I saw Teenage Mutant Ninja Turtles talking with Ghost Busters, Sleestacks laughing with Crazy 88s, and Care Bears kvetching with Jokers.
I spied Batman, Superman, Spiderman, Destro, Shrek and Skeletor, Cylons, Watchmen, Boogie Men, and Storm Troopers all cohabitating in peace.
I rode the escalator next to a full-on, latex-and-horse hair Davy Jones (the one from “Pirates Of The Caribbean: Dead Man’s Chest,” not The Monkees) — barnacles and all. And while I felt a little embarrassed to be standing near him (especially in my blue blazer) everyone else ate it up.
Comic-Con International began in 1970 as gathering of just 300 comic book illustrators, publishers, and fans in the basement of the U. S. Grant Hotel.
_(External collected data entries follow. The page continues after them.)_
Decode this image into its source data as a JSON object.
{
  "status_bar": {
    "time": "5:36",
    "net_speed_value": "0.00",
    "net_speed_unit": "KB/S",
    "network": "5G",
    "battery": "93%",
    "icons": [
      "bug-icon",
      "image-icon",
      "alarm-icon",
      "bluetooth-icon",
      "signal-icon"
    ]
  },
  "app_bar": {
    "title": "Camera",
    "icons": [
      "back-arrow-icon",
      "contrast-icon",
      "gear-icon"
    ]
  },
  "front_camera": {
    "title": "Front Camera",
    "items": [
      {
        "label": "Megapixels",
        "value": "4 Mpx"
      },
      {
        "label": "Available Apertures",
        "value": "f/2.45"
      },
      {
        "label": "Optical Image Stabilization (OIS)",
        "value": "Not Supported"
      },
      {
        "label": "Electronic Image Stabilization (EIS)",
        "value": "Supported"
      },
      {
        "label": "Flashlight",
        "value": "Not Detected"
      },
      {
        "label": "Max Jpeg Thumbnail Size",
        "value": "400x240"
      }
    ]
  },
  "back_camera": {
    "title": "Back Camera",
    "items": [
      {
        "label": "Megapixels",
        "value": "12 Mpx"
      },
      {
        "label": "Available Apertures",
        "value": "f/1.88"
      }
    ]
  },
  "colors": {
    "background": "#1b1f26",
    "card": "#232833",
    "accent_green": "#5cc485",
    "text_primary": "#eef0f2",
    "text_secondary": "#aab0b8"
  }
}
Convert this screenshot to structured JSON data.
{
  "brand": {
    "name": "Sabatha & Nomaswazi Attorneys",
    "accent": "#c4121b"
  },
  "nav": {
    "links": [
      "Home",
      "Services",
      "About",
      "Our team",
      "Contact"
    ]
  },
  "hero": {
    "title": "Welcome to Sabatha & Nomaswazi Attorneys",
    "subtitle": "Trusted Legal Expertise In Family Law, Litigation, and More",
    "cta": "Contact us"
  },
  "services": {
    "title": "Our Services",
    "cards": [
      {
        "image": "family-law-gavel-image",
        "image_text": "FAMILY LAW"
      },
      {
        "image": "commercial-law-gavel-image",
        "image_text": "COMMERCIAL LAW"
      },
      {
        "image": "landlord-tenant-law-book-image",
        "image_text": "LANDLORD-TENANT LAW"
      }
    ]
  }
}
Thirty-eight years later, more than 100,000 crowd the San Diego Convention Center’s 1.7 million square feet of exhibition space. From ABC to Warner Bros., wvery major motion picture studio and television network is accounted for.
It’s the Triumph of the Nerds.
It’s a place rabid with enthusiasm. Still, everyone is polite, everyone is engaged, and everyone is a fan of something. And if you can love something, you can love anything.
Frankly, the world would be a better place if we all tore a page from Comic-Con’s playbook.